Home computing is a male activity, researchers calculate. Women shun the machine in the house and so do their daughters. Moreover, home computer owners sleep less than those who don't own a machine. But they may spend more time with their children.
These are among the findings of Project NOAH, an Old Testament acronym that stands for a secular flood--the National Outlook for Automation in the Home. A two-year study of the emerging mores of the microchip, the ground-breaking project is monitoring a national sample of 907 generally affluent households--614 with computers and 293 without--to find out how people are programming their lives around new technology.
While the study won't be wrapped up until after the final "wave" of data is collected in November, the preliminary findings are that men account for more than 60% of home computer use and male children for an additional 20%. Women and female children divide the rest of the time, accounting for about 13% and about 7%, respectively.
This seemingly sexist breakdown is actually a reflection of computer history, said Alladi Venkatesh, who along with Nicholas Vitalari is conducting the study at UC Irvine's Graduate School of Management with $272,000 in funding from the National Science Foundation.
For much of its existence, the computer has been used for male-dominated "analytical" work such as science or engineering, Venkatesh said, adding that those are exactly the kinds of tasks that dominate home use.
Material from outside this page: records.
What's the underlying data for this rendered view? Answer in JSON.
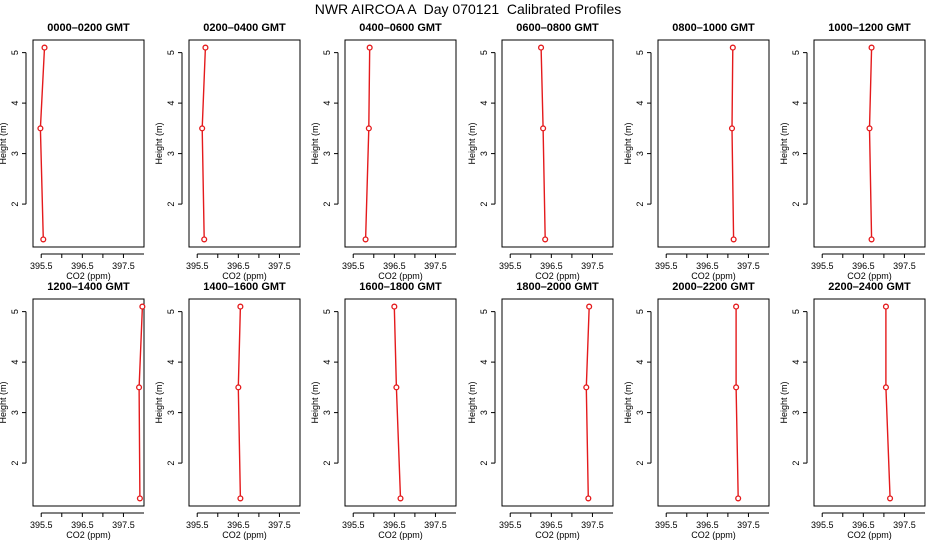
{
  "title": "NWR AIRCOA A  Day 070121  Calibrated Profiles",
  "colors": {
    "profile": "#e41a1c",
    "axis": "#000000"
  },
  "chart_data": [
    {
      "type": "line",
      "title": "0000–0200 GMT",
      "xlabel": "CO2 (ppm)",
      "ylabel": "Height (m)",
      "xlim": [
        395.3,
        398.0
      ],
      "ylim": [
        1.15,
        5.25
      ],
      "xticks": [
        395.5,
        396.5,
        397.5
      ],
      "xtick_labels": [
        "395.5",
        "396.5",
        "397.5"
      ],
      "yticks": [
        2,
        3,
        4,
        5
      ],
      "grid": false,
      "x": [
        395.55,
        395.48,
        395.58
      ],
      "y": [
        1.3,
        3.5,
        5.1
      ]
    },
    {
      "type": "line",
      "title": "0200–0400 GMT",
      "xlabel": "CO2 (ppm)",
      "ylabel": "Height (m)",
      "xlim": [
        395.3,
        398.0
      ],
      "ylim": [
        1.15,
        5.25
      ],
      "xticks": [
        395.5,
        396.5,
        397.5
      ],
      "xtick_labels": [
        "395.5",
        "396.5",
        "397.5"
      ],
      "yticks": [
        2,
        3,
        4,
        5
      ],
      "grid": false,
      "x": [
        395.67,
        395.62,
        395.7
      ],
      "y": [
        1.3,
        3.5,
        5.1
      ]
    },
    {
      "type": "line",
      "title": "0400–0600 GMT",
      "xlabel": "CO2 (ppm)",
      "ylabel": "Height (m)",
      "xlim": [
        395.3,
        398.0
      ],
      "ylim": [
        1.15,
        5.25
      ],
      "xticks": [
        395.5,
        396.5,
        397.5
      ],
      "xtick_labels": [
        "395.5",
        "396.5",
        "397.5"
      ],
      "yticks": [
        2,
        3,
        4,
        5
      ],
      "grid": false,
      "x": [
        395.8,
        395.88,
        395.9
      ],
      "y": [
        1.3,
        3.5,
        5.1
      ]
    },
    {
      "type": "line",
      "title": "0600–0800 GMT",
      "xlabel": "CO2 (ppm)",
      "ylabel": "Height (m)",
      "xlim": [
        395.3,
        398.0
      ],
      "ylim": [
        1.15,
        5.25
      ],
      "xticks": [
        395.5,
        396.5,
        397.5
      ],
      "xtick_labels": [
        "395.5",
        "396.5",
        "397.5"
      ],
      "yticks": [
        2,
        3,
        4,
        5
      ],
      "grid": false,
      "x": [
        396.35,
        396.3,
        396.25
      ],
      "y": [
        1.3,
        3.5,
        5.1
      ]
    },
    {
      "type": "line",
      "title": "0800–1000 GMT",
      "xlabel": "CO2 (ppm)",
      "ylabel": "Height (m)",
      "xlim": [
        395.3,
        398.0
      ],
      "ylim": [
        1.15,
        5.25
      ],
      "xticks": [
        395.5,
        396.5,
        397.5
      ],
      "xtick_labels": [
        "395.5",
        "396.5",
        "397.5"
      ],
      "yticks": [
        2,
        3,
        4,
        5
      ],
      "grid": false,
      "x": [
        397.14,
        397.1,
        397.12
      ],
      "y": [
        1.3,
        3.5,
        5.1
      ]
    },
    {
      "type": "line",
      "title": "1000–1200 GMT",
      "xlabel": "CO2 (ppm)",
      "ylabel": "Height (m)",
      "xlim": [
        395.3,
        398.0
      ],
      "ylim": [
        1.15,
        5.25
      ],
      "xticks": [
        395.5,
        396.5,
        397.5
      ],
      "xtick_labels": [
        "395.5",
        "396.5",
        "397.5"
      ],
      "yticks": [
        2,
        3,
        4,
        5
      ],
      "grid": false,
      "x": [
        396.7,
        396.65,
        396.7
      ],
      "y": [
        1.3,
        3.5,
        5.1
      ]
    },
    {
      "type": "line",
      "title": "1200–1400 GMT",
      "xlabel": "CO2 (ppm)",
      "ylabel": "Height (m)",
      "xlim": [
        395.3,
        398.0
      ],
      "ylim": [
        1.15,
        5.25
      ],
      "xticks": [
        395.5,
        396.5,
        397.5
      ],
      "xtick_labels": [
        "395.5",
        "396.5",
        "397.5"
      ],
      "yticks": [
        2,
        3,
        4,
        5
      ],
      "grid": false,
      "x": [
        397.9,
        397.88,
        397.96
      ],
      "y": [
        1.3,
        3.5,
        5.1
      ]
    },
    {
      "type": "line",
      "title": "1400–1600 GMT",
      "xlabel": "CO2 (ppm)",
      "ylabel": "Height (m)",
      "xlim": [
        395.3,
        398.0
      ],
      "ylim": [
        1.15,
        5.25
      ],
      "xticks": [
        395.5,
        396.5,
        397.5
      ],
      "xtick_labels": [
        "395.5",
        "396.5",
        "397.5"
      ],
      "yticks": [
        2,
        3,
        4,
        5
      ],
      "grid": false,
      "x": [
        396.55,
        396.5,
        396.55
      ],
      "y": [
        1.3,
        3.5,
        5.1
      ]
    },
    {
      "type": "line",
      "title": "1600–1800 GMT",
      "xlabel": "CO2 (ppm)",
      "ylabel": "Height (m)",
      "xlim": [
        395.3,
        398.0
      ],
      "ylim": [
        1.15,
        5.25
      ],
      "xticks": [
        395.5,
        396.5,
        397.5
      ],
      "xtick_labels": [
        "395.5",
        "396.5",
        "397.5"
      ],
      "yticks": [
        2,
        3,
        4,
        5
      ],
      "grid": false,
      "x": [
        396.65,
        396.55,
        396.5
      ],
      "y": [
        1.3,
        3.5,
        5.1
      ]
    },
    {
      "type": "line",
      "title": "1800–2000 GMT",
      "xlabel": "CO2 (ppm)",
      "ylabel": "Height (m)",
      "xlim": [
        395.3,
        398.0
      ],
      "ylim": [
        1.15,
        5.25
      ],
      "xticks": [
        395.5,
        396.5,
        397.5
      ],
      "xtick_labels": [
        "395.5",
        "396.5",
        "397.5"
      ],
      "yticks": [
        2,
        3,
        4,
        5
      ],
      "grid": false,
      "x": [
        397.4,
        397.35,
        397.42
      ],
      "y": [
        1.3,
        3.5,
        5.1
      ]
    },
    {
      "type": "line",
      "title": "2000–2200 GMT",
      "xlabel": "CO2 (ppm)",
      "ylabel": "Height (m)",
      "xlim": [
        395.3,
        398.0
      ],
      "ylim": [
        1.15,
        5.25
      ],
      "xticks": [
        395.5,
        396.5,
        397.5
      ],
      "xtick_labels": [
        "395.5",
        "396.5",
        "397.5"
      ],
      "yticks": [
        2,
        3,
        4,
        5
      ],
      "grid": false,
      "x": [
        397.25,
        397.2,
        397.2
      ],
      "y": [
        1.3,
        3.5,
        5.1
      ]
    },
    {
      "type": "line",
      "title": "2200–2400 GMT",
      "xlabel": "CO2 (ppm)",
      "ylabel": "Height (m)",
      "xlim": [
        395.3,
        398.0
      ],
      "ylim": [
        1.15,
        5.25
      ],
      "xticks": [
        395.5,
        396.5,
        397.5
      ],
      "xtick_labels": [
        "395.5",
        "396.5",
        "397.5"
      ],
      "yticks": [
        2,
        3,
        4,
        5
      ],
      "grid": false,
      "x": [
        397.15,
        397.05,
        397.05
      ],
      "y": [
        1.3,
        3.5,
        5.1
      ]
    }
  ]
}
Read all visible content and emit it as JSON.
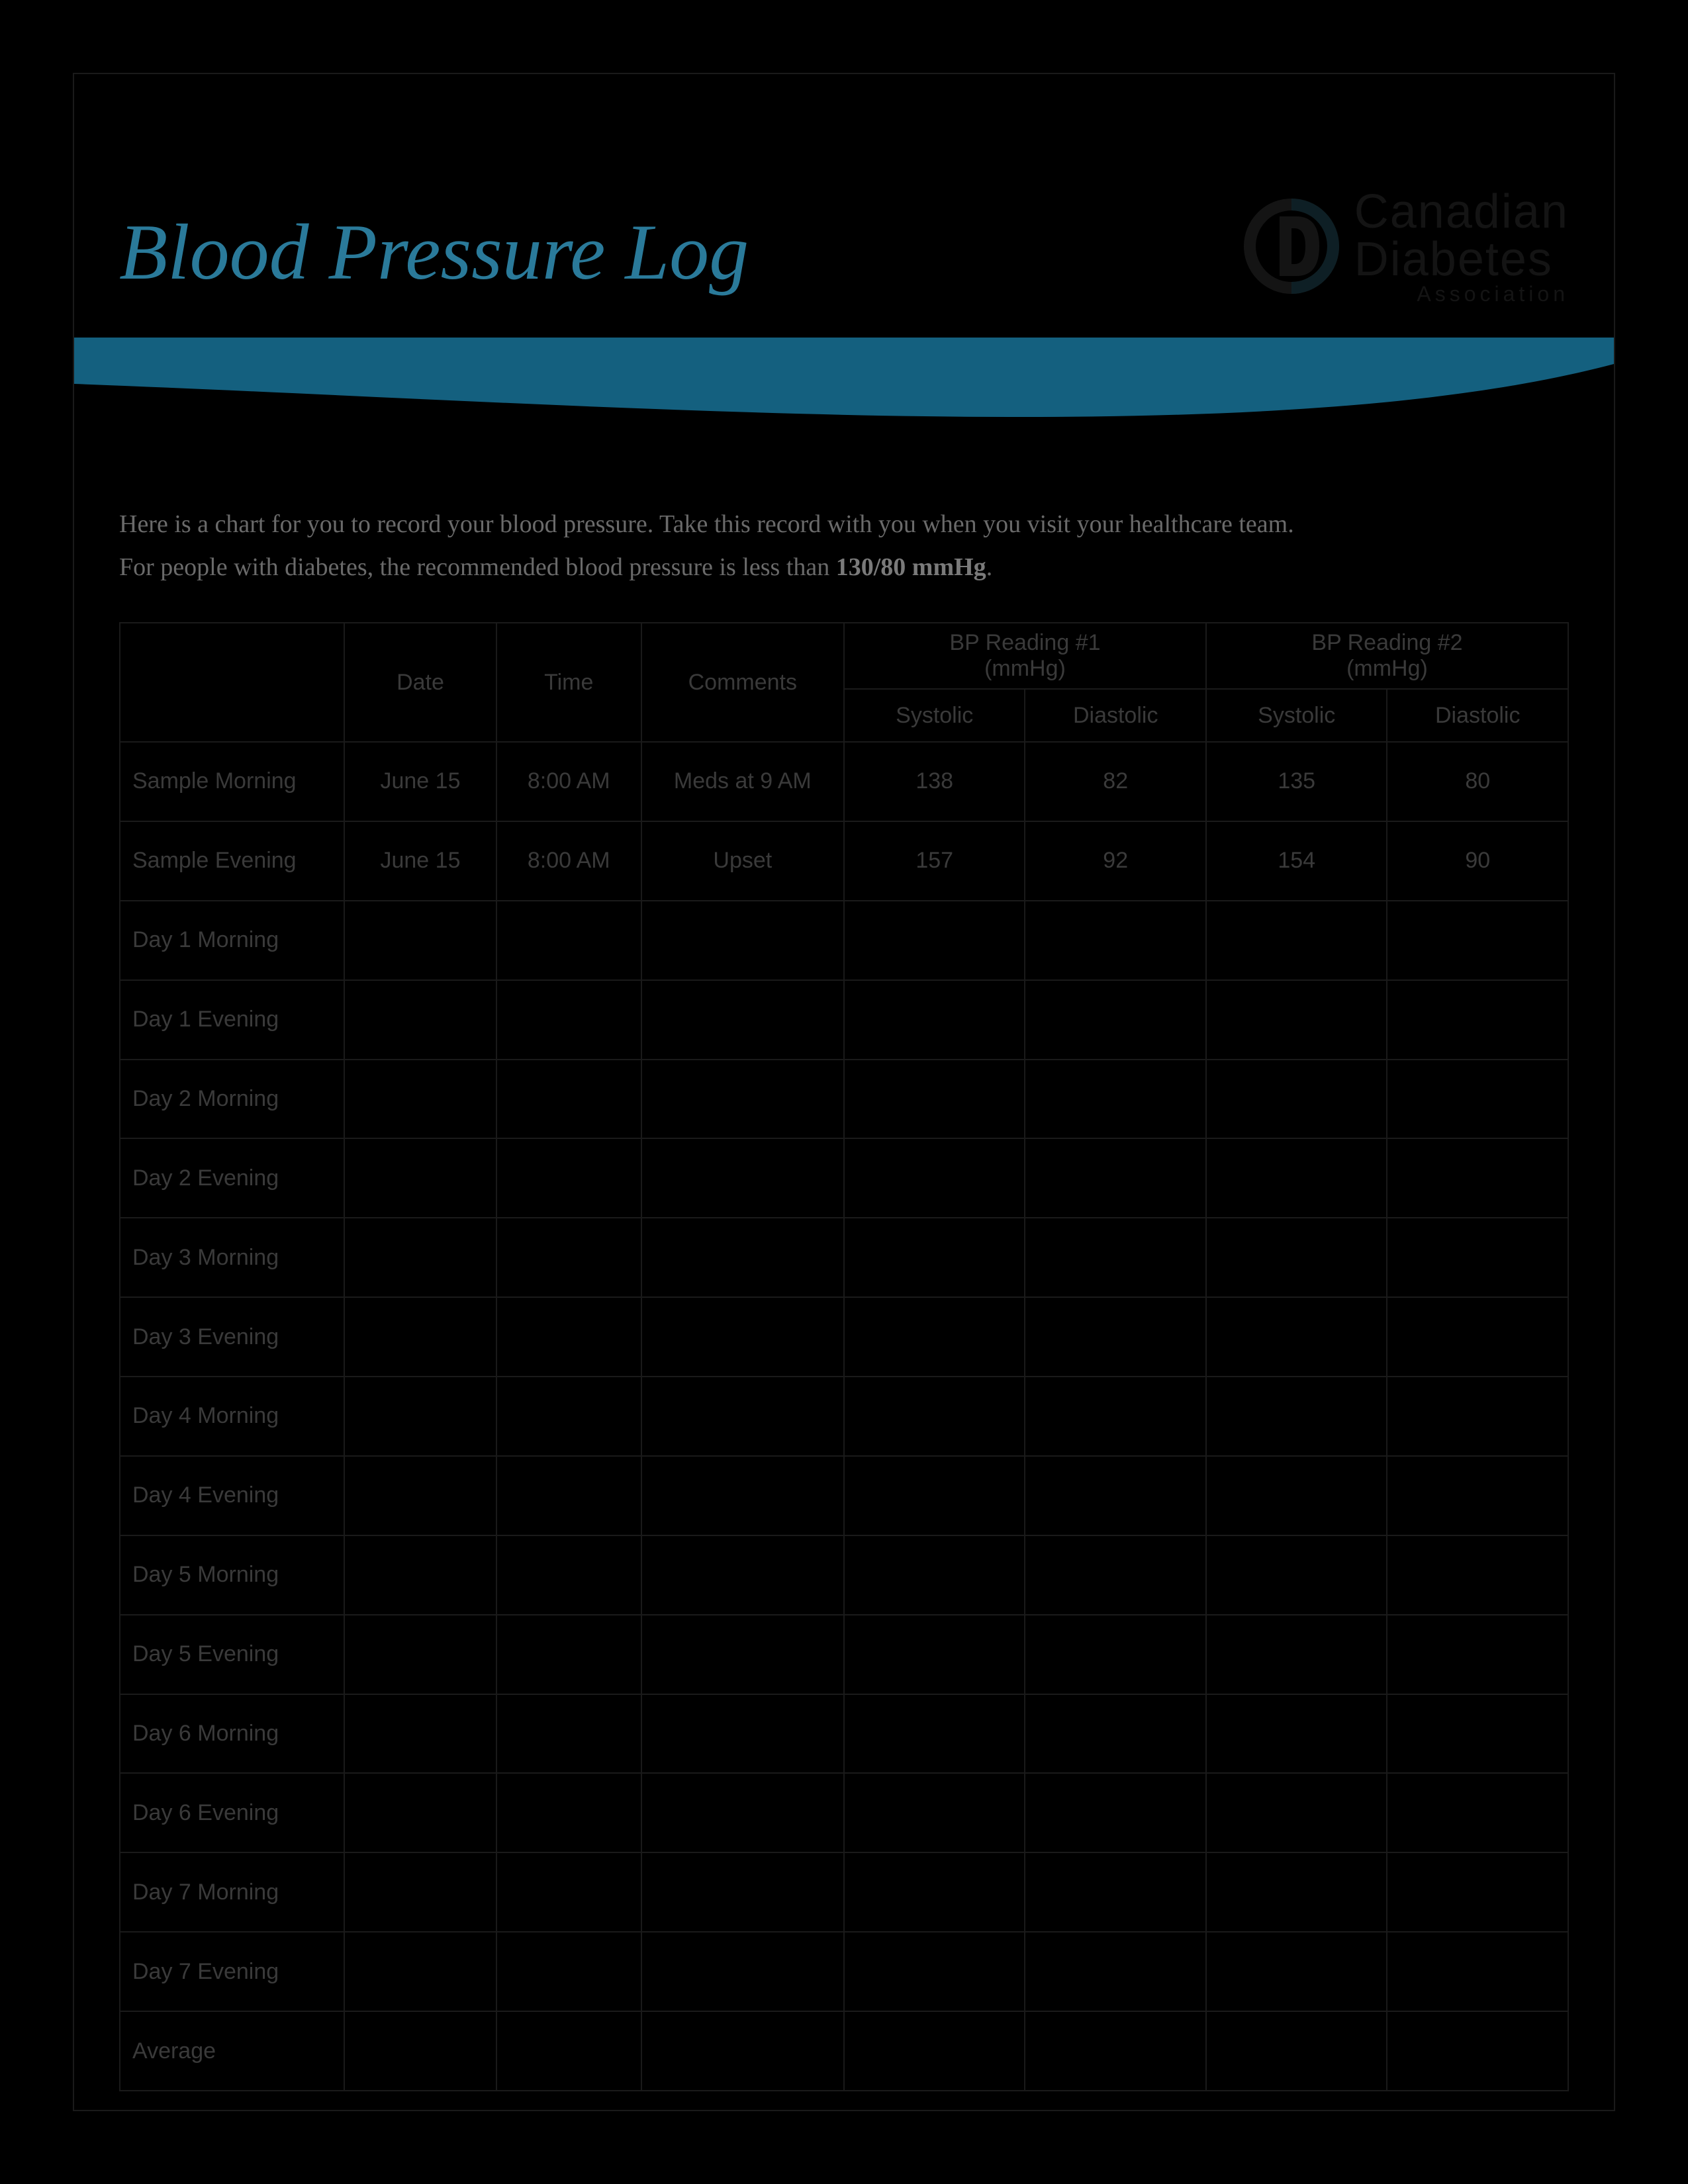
{
  "colors": {
    "page_bg": "#000000",
    "title": "#2a7a9a",
    "swoosh": "#14607f",
    "border": "#1a1a1a",
    "text_dim": "#3a3a3a",
    "intro_text": "#6a6a6a"
  },
  "title": "Blood Pressure Log",
  "logo": {
    "line1": "Canadian",
    "line2": "Diabetes",
    "line3": "Association"
  },
  "intro": {
    "line1": "Here is a chart for you to record your blood pressure. Take this record with you when you visit your healthcare team.",
    "line2_pre": "For people with diabetes, the recommended blood pressure is less than ",
    "line2_bold": "130/80 mmHg",
    "line2_post": "."
  },
  "table": {
    "headers": {
      "date": "Date",
      "time": "Time",
      "comments": "Comments",
      "bp1": "BP Reading #1\n(mmHg)",
      "bp2": "BP Reading #2\n(mmHg)",
      "systolic": "Systolic",
      "diastolic": "Diastolic"
    },
    "rows": [
      {
        "label": "Sample Morning",
        "date": "June 15",
        "time": "8:00 AM",
        "comments": "Meds at 9 AM",
        "s1": "138",
        "d1": "82",
        "s2": "135",
        "d2": "80"
      },
      {
        "label": "Sample Evening",
        "date": "June 15",
        "time": "8:00 AM",
        "comments": "Upset",
        "s1": "157",
        "d1": "92",
        "s2": "154",
        "d2": "90"
      },
      {
        "label": "Day 1 Morning",
        "date": "",
        "time": "",
        "comments": "",
        "s1": "",
        "d1": "",
        "s2": "",
        "d2": ""
      },
      {
        "label": "Day 1 Evening",
        "date": "",
        "time": "",
        "comments": "",
        "s1": "",
        "d1": "",
        "s2": "",
        "d2": ""
      },
      {
        "label": "Day 2 Morning",
        "date": "",
        "time": "",
        "comments": "",
        "s1": "",
        "d1": "",
        "s2": "",
        "d2": ""
      },
      {
        "label": "Day 2 Evening",
        "date": "",
        "time": "",
        "comments": "",
        "s1": "",
        "d1": "",
        "s2": "",
        "d2": ""
      },
      {
        "label": "Day 3 Morning",
        "date": "",
        "time": "",
        "comments": "",
        "s1": "",
        "d1": "",
        "s2": "",
        "d2": ""
      },
      {
        "label": "Day 3 Evening",
        "date": "",
        "time": "",
        "comments": "",
        "s1": "",
        "d1": "",
        "s2": "",
        "d2": ""
      },
      {
        "label": "Day 4 Morning",
        "date": "",
        "time": "",
        "comments": "",
        "s1": "",
        "d1": "",
        "s2": "",
        "d2": ""
      },
      {
        "label": "Day 4 Evening",
        "date": "",
        "time": "",
        "comments": "",
        "s1": "",
        "d1": "",
        "s2": "",
        "d2": ""
      },
      {
        "label": "Day 5 Morning",
        "date": "",
        "time": "",
        "comments": "",
        "s1": "",
        "d1": "",
        "s2": "",
        "d2": ""
      },
      {
        "label": "Day 5 Evening",
        "date": "",
        "time": "",
        "comments": "",
        "s1": "",
        "d1": "",
        "s2": "",
        "d2": ""
      },
      {
        "label": "Day 6 Morning",
        "date": "",
        "time": "",
        "comments": "",
        "s1": "",
        "d1": "",
        "s2": "",
        "d2": ""
      },
      {
        "label": "Day 6 Evening",
        "date": "",
        "time": "",
        "comments": "",
        "s1": "",
        "d1": "",
        "s2": "",
        "d2": ""
      },
      {
        "label": "Day 7 Morning",
        "date": "",
        "time": "",
        "comments": "",
        "s1": "",
        "d1": "",
        "s2": "",
        "d2": ""
      },
      {
        "label": "Day 7 Evening",
        "date": "",
        "time": "",
        "comments": "",
        "s1": "",
        "d1": "",
        "s2": "",
        "d2": ""
      },
      {
        "label": "Average",
        "date": "",
        "time": "",
        "comments": "",
        "s1": "",
        "d1": "",
        "s2": "",
        "d2": ""
      }
    ]
  }
}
Furthermore, male dominance in home computing is culturally reinforced by fathers teaching sons to compute, he explained.
However--and perhaps predictably--Venkatesh said that the trend is likely to be reversed as more and more women either acquire computers, enter previously male-dominated professions, or both.
Whatever the sex of adult users, the home computer is most likely to be employed as an extension of the office and as such cuts down on personal free time formerly spent sleeping, television-watching, reading or in other activities, Venkatesh and Vitalari say in their preliminary report.
Most workers, more than 80%, spend less than 20 hours per week on job-related tasks at home but about 10% used the computer more than 21 hours a week. The bulk of the work is word-processing such as report writing. Other uses, in order, are other job-related work at home, writing computer programs, games and entertainment, education and home finance.
Moreover, persons owning a computer are much more likely to work at home. The study indicates that 80% of computer owners do work at home while about 60% of non-computer owners do so. And computer owners are likely to spend twice as much time working at home as those who don't own a computer, the report said.
"Home computer technology still has a work bias," Venkatesh said.
"The people who are manufacturing the computers have very little knowledge of what a home is," he added, explaining that while IBM and others know office needs intimately, these companies haven't figured out very many computer functions that are strictly relevant to the home. This is probably a big reason the home computer revolution is developing more slowly than expected, he said.
A Family Attraction
Nonetheless, home computers apparently draw the family together around the screen at home.
Twenty-nine percent of those in the researchers' sample "believe that the computer has increased interaction among family members." Even more, 41%, believed that "the computer has increased parental interaction with children." But 18% said the computer decreased time spent with the family and 14% reported that time spent with children had decreased.
Adults who own a computer are strong believers in the machine's educational value, but children may not practice what their elders preach. About 90% of the total adult sample said they believe that "computers are essential to children's education and do not inhibit a child's creativity."
Yet only 50% of households with children reported that their computers were used for education, while 54% reported that the machines were used for games. The most common educational uses were mathematics, typing skills, computer programming and spelling skills.
Then there's the baby-sitting factor. About 40% "believe that the computer has has replaced the television as a major source of children's activity" and that "the computer keeps their children occupied and out of trouble," the report said.
What all of this may mean to the society in general isn't exactly clear at the moment, partly because the researchers themselves say their purpose is not dramatic. "We're not looking for sensational results," Venkatesh said, noting that the computer's effects are often subtle and its impact long-range.
Clearly, he said, more and more people will be doing some portion of their work at home. But this trend is likely to be mainly limited to those who already use computers at work. "If you're a factory worker, computing is not going to make much of a difference," Venkatesh said.
What worries Venkatesh is that society could eventually develop into a two-tier class system of those who use computers and those who don't. It may eventually be necessary to come up with a national policy that assures computer access to all, he said, explaining that such policies already have been adopted by France, Sweden and Norway, he said.
"This is a major question for the next 10 years," Venkatesh said. "What if we become a society of knowledge-based and non-knowledge-based people?"